Retorno de JOH fortalece fe y la democracia en Honduras

Por: Ángela Sosa

¡Aderezas mesa delante de mí en presencia de mis angustiadores, unges mi cabeza con aceite y mi copa está rebosando! Salmos 23.5!

 

Para aquellas personas que irrespetaron el principio de presunción de inocencia del Expresidente Juan Orlando Hernández, condenándolo e irrespetando incluso a su familia, se les revirtió su tesis de odio, porque el retorno de JOH les da en la cara y los deja evidenciados en cuanto a la instrumentalización de la estructura de gobierno para levantar apologías de odio con fines políticos maquiavélicos característicos de la izquierda internacional y doméstica en Honduras.

 

Ningún hondureño puede desconocer que lo ocurrido, la detención, extradición, privación de libertad y condena del expresidente Juan Orlando Hernández produjo un profundo impacto político y emocional dentro del Partido Nacional de Honduras y de la ciudadanía en general, al generar entre una parte importante de su militancia la percepción de que había sido separado injustamente de las entrañas de su pueblo un hombre inocente. Esa percepción, lejos de debilitar su liderazgo, fortaleció el sentido de identidad y cohesión de uno de los partidos más grandes y organizados del país y a la víspera del retorno de JOH constituye un hecho de derecho sin precedentes en la historia de las Américas, en donde desde mi perspectiva la intervención divina no puede descartarse, porque todos sabemos que muchos inocentes mueren condenados, pero en este caso la situación se dio vuelta, para bien de quienes hemos creído en su inocencia, el Estado de Derecho, la institucionalidad, la democracia de un país y sobre todo en Dios y su justicia.

 

Por supuesto que tuvo que ser en un país como Estados Unidos de América de donde recibimos esta ejemplificante lección, puesto que para que el presidente Donald Trump haya decidido indultarle, debió tener pruebas fehacientes de su inocencia, y todas esas teorías de conspiración creadas por la izquierda radical internacional y doméstica quedan destruidas totalmente ante el retorno de un líder de la magnitud de Juan Orlando Hernández.

 

El retorno de Juan Orlando Hernández explica la reacción multitudinaria y el entusiasmo de quienes interpretan este momento como el regreso de un líder cuya ausencia nunca dejó de sentirse, gracias a la fe inquebrantable y gestión estratégica de su esposa Abg.
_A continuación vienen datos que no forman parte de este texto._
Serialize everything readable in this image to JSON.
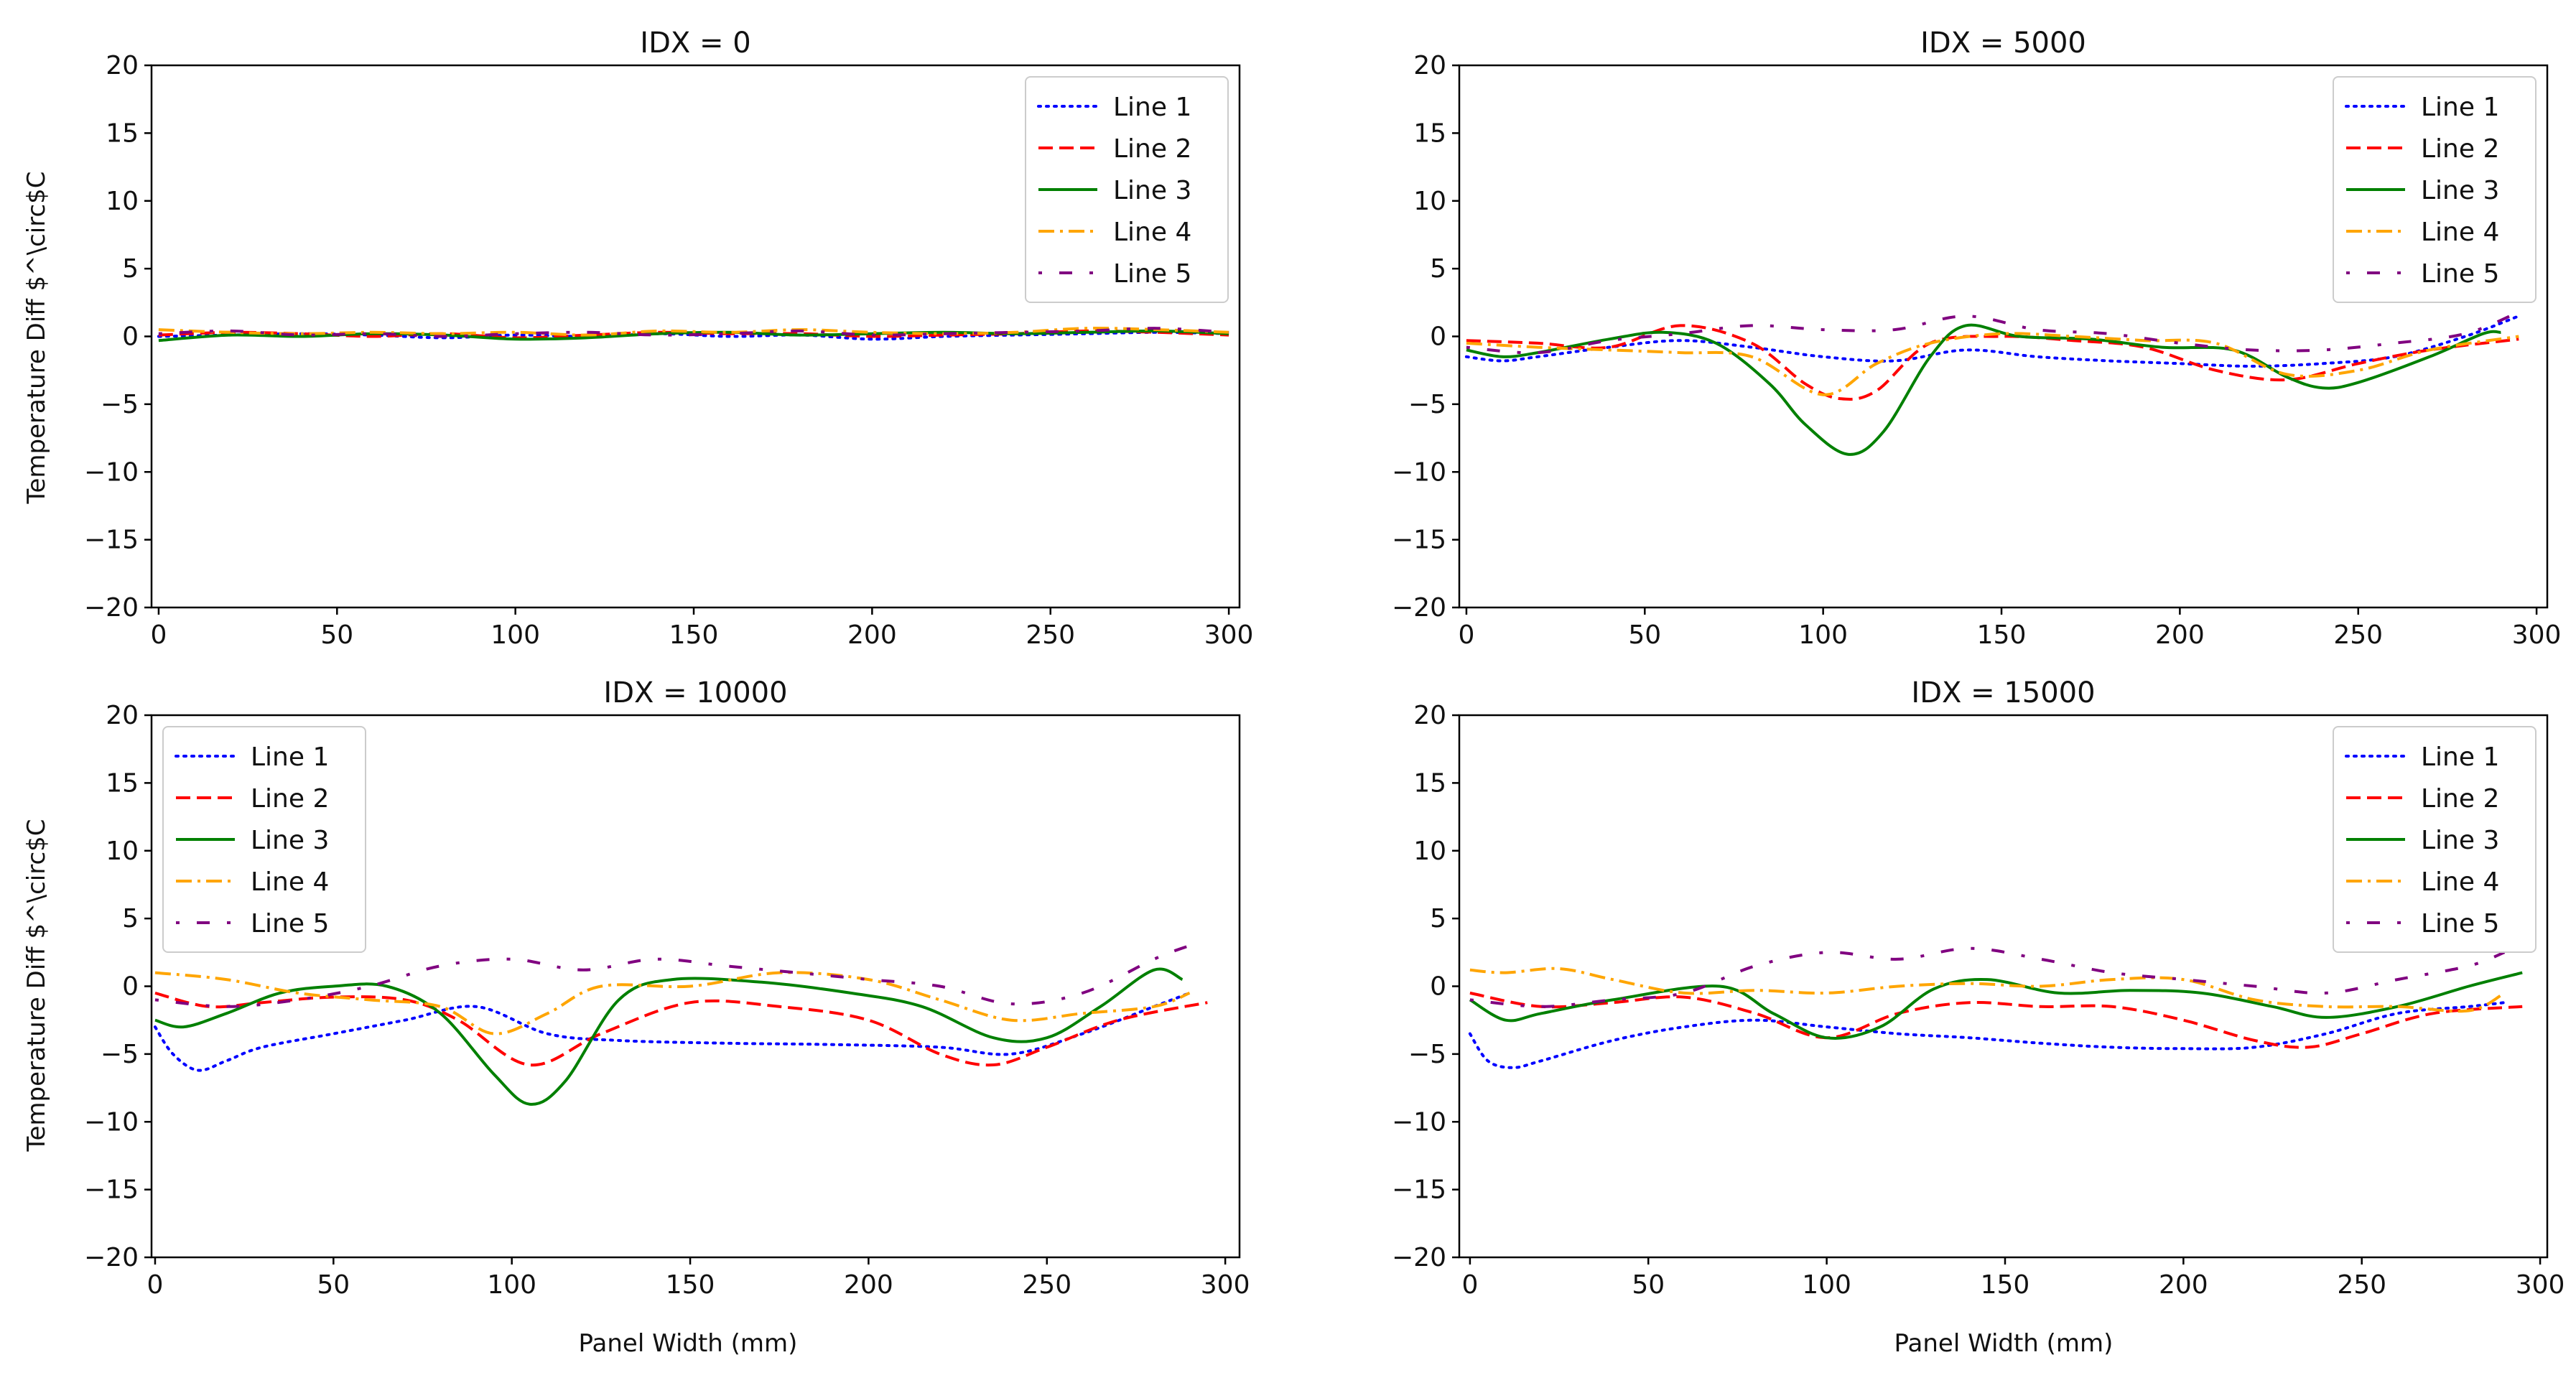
{
  "figure": {
    "xlabel_left": "Panel Width (mm)",
    "xlabel_right": "Panel Width (mm)",
    "ylabel_top": "Temperature Diff $^\\circ$C",
    "ylabel_bottom": "Temperature Diff $^\\circ$C"
  },
  "chart_data": [
    {
      "type": "line",
      "title": "IDX = 0",
      "xlabel": "",
      "ylabel": "Temperature Diff °C",
      "xlim": [
        -2,
        303
      ],
      "ylim": [
        -20,
        20
      ],
      "xticks": [
        0,
        50,
        100,
        150,
        200,
        250,
        300
      ],
      "yticks": [
        -20,
        -15,
        -10,
        -5,
        0,
        5,
        10,
        15,
        20
      ],
      "legend": "top-right",
      "series": [
        {
          "name": "Line 1",
          "color": "#0000ff",
          "style": "dotted",
          "x": [
            0,
            20,
            40,
            60,
            80,
            100,
            120,
            140,
            160,
            180,
            200,
            220,
            240,
            260,
            280,
            300
          ],
          "values": [
            0.0,
            0.1,
            0.2,
            0.1,
            -0.1,
            0.1,
            0.0,
            0.2,
            0.0,
            0.1,
            -0.2,
            0.0,
            0.1,
            0.2,
            0.3,
            0.2
          ]
        },
        {
          "name": "Line 2",
          "color": "#ff0000",
          "style": "dashed",
          "x": [
            0,
            20,
            40,
            60,
            80,
            100,
            120,
            140,
            160,
            180,
            200,
            220,
            240,
            260,
            280,
            300
          ],
          "values": [
            0.1,
            0.3,
            0.2,
            0.0,
            0.2,
            -0.1,
            0.1,
            0.3,
            0.2,
            0.2,
            0.0,
            0.1,
            0.2,
            0.4,
            0.3,
            0.1
          ]
        },
        {
          "name": "Line 3",
          "color": "#008000",
          "style": "solid",
          "x": [
            0,
            20,
            40,
            60,
            80,
            100,
            120,
            140,
            160,
            180,
            200,
            220,
            240,
            260,
            280,
            300
          ],
          "values": [
            -0.3,
            0.1,
            0.0,
            0.2,
            0.1,
            -0.2,
            -0.1,
            0.2,
            0.3,
            0.1,
            0.2,
            0.3,
            0.2,
            0.3,
            0.4,
            0.2
          ]
        },
        {
          "name": "Line 4",
          "color": "#ffa500",
          "style": "dashdot",
          "x": [
            0,
            20,
            40,
            60,
            80,
            100,
            120,
            140,
            160,
            180,
            200,
            220,
            240,
            260,
            280,
            300
          ],
          "values": [
            0.5,
            0.3,
            0.2,
            0.3,
            0.2,
            0.3,
            0.1,
            0.4,
            0.3,
            0.5,
            0.3,
            0.2,
            0.3,
            0.6,
            0.5,
            0.3
          ]
        },
        {
          "name": "Line 5",
          "color": "#800080",
          "style": "loosedashdot",
          "x": [
            0,
            20,
            40,
            60,
            80,
            100,
            120,
            140,
            160,
            180,
            200,
            220,
            240,
            260,
            280,
            300
          ],
          "values": [
            0.2,
            0.4,
            0.1,
            0.2,
            0.0,
            0.2,
            0.3,
            0.1,
            0.2,
            0.4,
            0.1,
            0.2,
            0.3,
            0.4,
            0.6,
            0.3
          ]
        }
      ]
    },
    {
      "type": "line",
      "title": "IDX = 5000",
      "xlabel": "",
      "ylabel": "",
      "xlim": [
        -2,
        303
      ],
      "ylim": [
        -20,
        20
      ],
      "xticks": [
        0,
        50,
        100,
        150,
        200,
        250,
        300
      ],
      "yticks": [
        -20,
        -15,
        -10,
        -5,
        0,
        5,
        10,
        15,
        20
      ],
      "legend": "top-right",
      "series": [
        {
          "name": "Line 1",
          "color": "#0000ff",
          "style": "dotted",
          "x": [
            0,
            10,
            20,
            40,
            60,
            80,
            100,
            120,
            140,
            160,
            180,
            200,
            220,
            240,
            260,
            280,
            295
          ],
          "values": [
            -1.5,
            -1.8,
            -1.5,
            -0.8,
            -0.3,
            -0.8,
            -1.5,
            -1.8,
            -1.0,
            -1.5,
            -1.8,
            -2.0,
            -2.2,
            -2.0,
            -1.5,
            0.0,
            1.5
          ]
        },
        {
          "name": "Line 2",
          "color": "#ff0000",
          "style": "dashed",
          "x": [
            0,
            20,
            40,
            60,
            80,
            95,
            105,
            115,
            130,
            150,
            170,
            190,
            210,
            230,
            250,
            270,
            295
          ],
          "values": [
            -0.3,
            -0.5,
            -0.8,
            0.8,
            -0.5,
            -3.5,
            -4.6,
            -4.0,
            -0.5,
            0.0,
            -0.3,
            -0.8,
            -2.5,
            -3.2,
            -2.0,
            -1.0,
            -0.2
          ]
        },
        {
          "name": "Line 3",
          "color": "#008000",
          "style": "solid",
          "x": [
            0,
            10,
            20,
            40,
            55,
            70,
            85,
            95,
            107,
            117,
            130,
            140,
            155,
            175,
            195,
            215,
            230,
            240,
            250,
            270,
            285,
            290
          ],
          "values": [
            -1.0,
            -1.5,
            -1.2,
            -0.2,
            0.3,
            -0.5,
            -3.5,
            -6.5,
            -8.7,
            -7.0,
            -1.5,
            0.8,
            0.0,
            -0.2,
            -0.8,
            -1.0,
            -3.0,
            -3.8,
            -3.4,
            -1.5,
            0.2,
            0.3
          ]
        },
        {
          "name": "Line 4",
          "color": "#ffa500",
          "style": "dashdot",
          "x": [
            0,
            20,
            40,
            60,
            80,
            100,
            115,
            130,
            150,
            170,
            190,
            210,
            230,
            250,
            270,
            295
          ],
          "values": [
            -0.5,
            -0.8,
            -1.0,
            -1.2,
            -1.5,
            -4.3,
            -2.0,
            -0.5,
            0.2,
            0.0,
            -0.3,
            -0.5,
            -2.8,
            -2.5,
            -1.0,
            0.0
          ]
        },
        {
          "name": "Line 5",
          "color": "#800080",
          "style": "loosedashdot",
          "x": [
            0,
            20,
            40,
            60,
            80,
            100,
            120,
            140,
            160,
            180,
            200,
            220,
            240,
            260,
            280,
            295
          ],
          "values": [
            -0.8,
            -1.2,
            -0.3,
            0.2,
            0.8,
            0.5,
            0.5,
            1.5,
            0.5,
            0.2,
            -0.5,
            -1.0,
            -1.0,
            -0.5,
            0.2,
            1.8
          ]
        }
      ]
    },
    {
      "type": "line",
      "title": "IDX = 10000",
      "xlabel": "Panel Width (mm)",
      "ylabel": "Temperature Diff °C",
      "xlim": [
        -1,
        304
      ],
      "ylim": [
        -20,
        20
      ],
      "xticks": [
        0,
        50,
        100,
        150,
        200,
        250,
        300
      ],
      "yticks": [
        -20,
        -15,
        -10,
        -5,
        0,
        5,
        10,
        15,
        20
      ],
      "legend": "top-left",
      "series": [
        {
          "name": "Line 1",
          "color": "#0000ff",
          "style": "dotted",
          "x": [
            0,
            5,
            12,
            20,
            30,
            50,
            70,
            90,
            110,
            130,
            160,
            190,
            220,
            240,
            260,
            280,
            290
          ],
          "values": [
            -3.0,
            -5.0,
            -6.2,
            -5.5,
            -4.5,
            -3.5,
            -2.5,
            -1.5,
            -3.5,
            -4.0,
            -4.2,
            -4.3,
            -4.5,
            -5.0,
            -3.5,
            -1.5,
            -0.5
          ]
        },
        {
          "name": "Line 2",
          "color": "#ff0000",
          "style": "dashed",
          "x": [
            0,
            15,
            30,
            50,
            70,
            85,
            105,
            125,
            150,
            175,
            200,
            220,
            235,
            250,
            270,
            295
          ],
          "values": [
            -0.5,
            -1.5,
            -1.2,
            -0.8,
            -1.0,
            -2.5,
            -5.8,
            -3.5,
            -1.2,
            -1.5,
            -2.5,
            -5.0,
            -5.8,
            -4.5,
            -2.5,
            -1.2
          ]
        },
        {
          "name": "Line 3",
          "color": "#008000",
          "style": "solid",
          "x": [
            0,
            8,
            20,
            35,
            50,
            65,
            80,
            95,
            105,
            115,
            130,
            145,
            170,
            195,
            215,
            235,
            250,
            265,
            280,
            288
          ],
          "values": [
            -2.5,
            -3.0,
            -2.0,
            -0.5,
            0.0,
            0.0,
            -2.0,
            -6.5,
            -8.7,
            -7.0,
            -1.0,
            0.5,
            0.3,
            -0.5,
            -1.5,
            -3.8,
            -3.8,
            -1.5,
            1.2,
            0.5
          ]
        },
        {
          "name": "Line 4",
          "color": "#ffa500",
          "style": "dashdot",
          "x": [
            0,
            20,
            40,
            60,
            80,
            95,
            110,
            125,
            150,
            175,
            200,
            220,
            240,
            260,
            280,
            290
          ],
          "values": [
            1.0,
            0.5,
            -0.5,
            -1.0,
            -1.5,
            -3.5,
            -2.0,
            0.0,
            0.0,
            1.0,
            0.5,
            -1.0,
            -2.5,
            -2.0,
            -1.5,
            -0.5
          ]
        },
        {
          "name": "Line 5",
          "color": "#800080",
          "style": "loosedashdot",
          "x": [
            0,
            20,
            40,
            60,
            80,
            100,
            120,
            140,
            160,
            180,
            200,
            220,
            240,
            260,
            280,
            290
          ],
          "values": [
            -1.0,
            -1.5,
            -1.0,
            0.0,
            1.5,
            2.0,
            1.2,
            2.0,
            1.5,
            1.0,
            0.5,
            0.0,
            -1.3,
            -0.5,
            2.0,
            3.0
          ]
        }
      ]
    },
    {
      "type": "line",
      "title": "IDX = 15000",
      "xlabel": "Panel Width (mm)",
      "ylabel": "",
      "xlim": [
        -3,
        302
      ],
      "ylim": [
        -20,
        20
      ],
      "xticks": [
        0,
        50,
        100,
        150,
        200,
        250,
        300
      ],
      "yticks": [
        -20,
        -15,
        -10,
        -5,
        0,
        5,
        10,
        15,
        20
      ],
      "legend": "top-right",
      "series": [
        {
          "name": "Line 1",
          "color": "#0000ff",
          "style": "dotted",
          "x": [
            0,
            5,
            12,
            20,
            40,
            60,
            80,
            100,
            120,
            140,
            160,
            180,
            200,
            220,
            240,
            260,
            280,
            290
          ],
          "values": [
            -3.5,
            -5.5,
            -6.0,
            -5.5,
            -4.0,
            -3.0,
            -2.5,
            -3.0,
            -3.5,
            -3.8,
            -4.2,
            -4.5,
            -4.6,
            -4.5,
            -3.5,
            -2.0,
            -1.5,
            -1.2
          ]
        },
        {
          "name": "Line 2",
          "color": "#ff0000",
          "style": "dashed",
          "x": [
            0,
            20,
            40,
            60,
            80,
            100,
            120,
            140,
            160,
            180,
            200,
            220,
            235,
            250,
            270,
            295
          ],
          "values": [
            -0.5,
            -1.5,
            -1.2,
            -0.8,
            -2.0,
            -3.8,
            -2.0,
            -1.2,
            -1.5,
            -1.5,
            -2.5,
            -4.0,
            -4.5,
            -3.5,
            -2.0,
            -1.5
          ]
        },
        {
          "name": "Line 3",
          "color": "#008000",
          "style": "solid",
          "x": [
            0,
            10,
            20,
            40,
            70,
            85,
            100,
            115,
            130,
            145,
            165,
            185,
            205,
            225,
            240,
            260,
            280,
            295
          ],
          "values": [
            -1.0,
            -2.5,
            -2.0,
            -1.0,
            0.0,
            -2.0,
            -3.8,
            -3.0,
            -0.2,
            0.5,
            -0.5,
            -0.3,
            -0.5,
            -1.5,
            -2.3,
            -1.5,
            0.0,
            1.0
          ]
        },
        {
          "name": "Line 4",
          "color": "#ffa500",
          "style": "dashdot",
          "x": [
            0,
            10,
            25,
            40,
            60,
            80,
            100,
            120,
            140,
            160,
            180,
            200,
            220,
            240,
            260,
            280,
            290
          ],
          "values": [
            1.2,
            1.0,
            1.3,
            0.5,
            -0.5,
            -0.3,
            -0.5,
            0.0,
            0.2,
            0.0,
            0.5,
            0.5,
            -1.0,
            -1.5,
            -1.5,
            -1.8,
            -0.5
          ]
        },
        {
          "name": "Line 5",
          "color": "#800080",
          "style": "loosedashdot",
          "x": [
            0,
            20,
            40,
            60,
            80,
            100,
            120,
            140,
            160,
            180,
            200,
            220,
            240,
            260,
            280,
            290
          ],
          "values": [
            -1.0,
            -1.5,
            -1.0,
            -0.5,
            1.5,
            2.5,
            2.0,
            2.8,
            2.0,
            1.0,
            0.5,
            0.0,
            -0.5,
            0.5,
            1.5,
            2.5
          ]
        }
      ]
    }
  ]
}
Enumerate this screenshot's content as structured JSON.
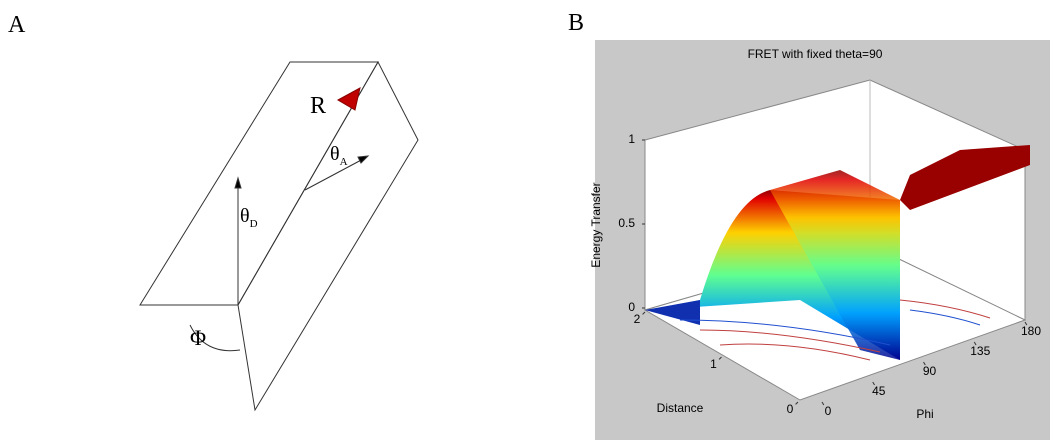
{
  "panel_a": {
    "label": "A",
    "reporter": "R",
    "acceptor": {
      "symbol": "θ",
      "subscript": "A"
    },
    "donor": {
      "symbol": "θ",
      "subscript": "D"
    },
    "angle": "Φ"
  },
  "panel_b": {
    "label": "B",
    "title": "FRET with fixed theta=90",
    "z_axis": {
      "label": "Energy Transfer",
      "ticks": [
        0,
        0.5,
        1
      ]
    },
    "x_axis": {
      "label": "Distance",
      "ticks": [
        0,
        1,
        2
      ]
    },
    "y_axis": {
      "label": "Phi",
      "ticks": [
        0,
        45,
        90,
        135,
        180
      ]
    }
  }
}
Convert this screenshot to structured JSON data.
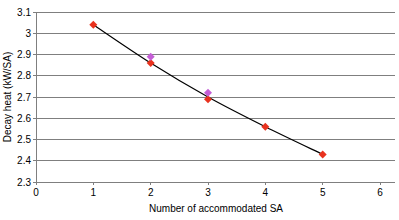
{
  "chart_data": {
    "type": "scatter",
    "x_label": "Number of accommodated SA",
    "y_label": "Decay heat (kW/SA)",
    "xlim": [
      0,
      6
    ],
    "xticks": [
      0,
      1,
      2,
      3,
      4,
      5,
      6
    ],
    "ylim": [
      2.3,
      3.1
    ],
    "yticks": [
      2.3,
      2.4,
      2.5,
      2.6,
      2.7,
      2.8,
      2.9,
      3,
      3.1
    ],
    "grid": true,
    "series": [
      {
        "type": "line",
        "color": "#000000",
        "marker": "none",
        "line_style": "solid",
        "x": [
          1,
          2,
          3,
          4,
          5
        ],
        "values": [
          3.04,
          2.86,
          2.7,
          2.56,
          2.43
        ]
      },
      {
        "type": "scatter",
        "color": "#e8321e",
        "marker": "diamond",
        "x": [
          1,
          2,
          3,
          4,
          5
        ],
        "values": [
          3.04,
          2.86,
          2.69,
          2.56,
          2.43
        ]
      },
      {
        "type": "scatter",
        "color": "#c45ed6",
        "marker": "diamond",
        "x": [
          2,
          3
        ],
        "values": [
          2.89,
          2.72
        ]
      }
    ]
  }
}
Ana García de Hernández y su familia. Se les dio vuelta la tortilla, y de la forma más radical a los detractores de la democracia, ya que este proceso ha incrementado significativamente el caudal político del Partido Nacional, impulsado por el carisma y el afecto que muchos ciudadanos han desarrollado hacia quien consideran que fue sometido a una dura prueba personal y familiar.

 

Para una parte de la ciudadanía, este regreso representa el renacer de la esperanza y la posibilidad de abrir un nuevo capítulo para Honduras. Incluso, para muchos de sus simpatizantes, su figura ha adquirido un carácter casi mesiánico en el plano político, no por una condición sobrenatural, sino porque interpretan que la adversidad fortaleció su liderazgo y su vínculo con el pueblo. Como creyente, considero que la dimensión espiritual también forma parte de la forma en que muchas personas interpretan este desenlace, viendo en él una manifestación de la providencia divina. Más allá de las diferencias ideológicas, este episodio deja como legado una historia de resiliencia, fortaleza, solidaridad, perseverancia y fe que, sin duda, seguirá siendo objeto de análisis en la historia política contemporánea de Honduras.

 

Lamento mucho la poca o casi nada reacción estéril de los organismos de derechos humanos, que ante este caso no se pronunciaron como era debido, confirmando la percepción social de las mayorías de que no sirven para lo que deberían servir; y es que uno de los principios básicos del reconocimiento de los derechos humanos es el respeto a las garantías constitucionales de todo ciudadano, y pasó sin que pasara nada, producto de una institucionalidad fallida en el ramo, que con criterios de selección erróneos decidió callar ante la situación del Expresidente Juan Orlando Hernández y su familia.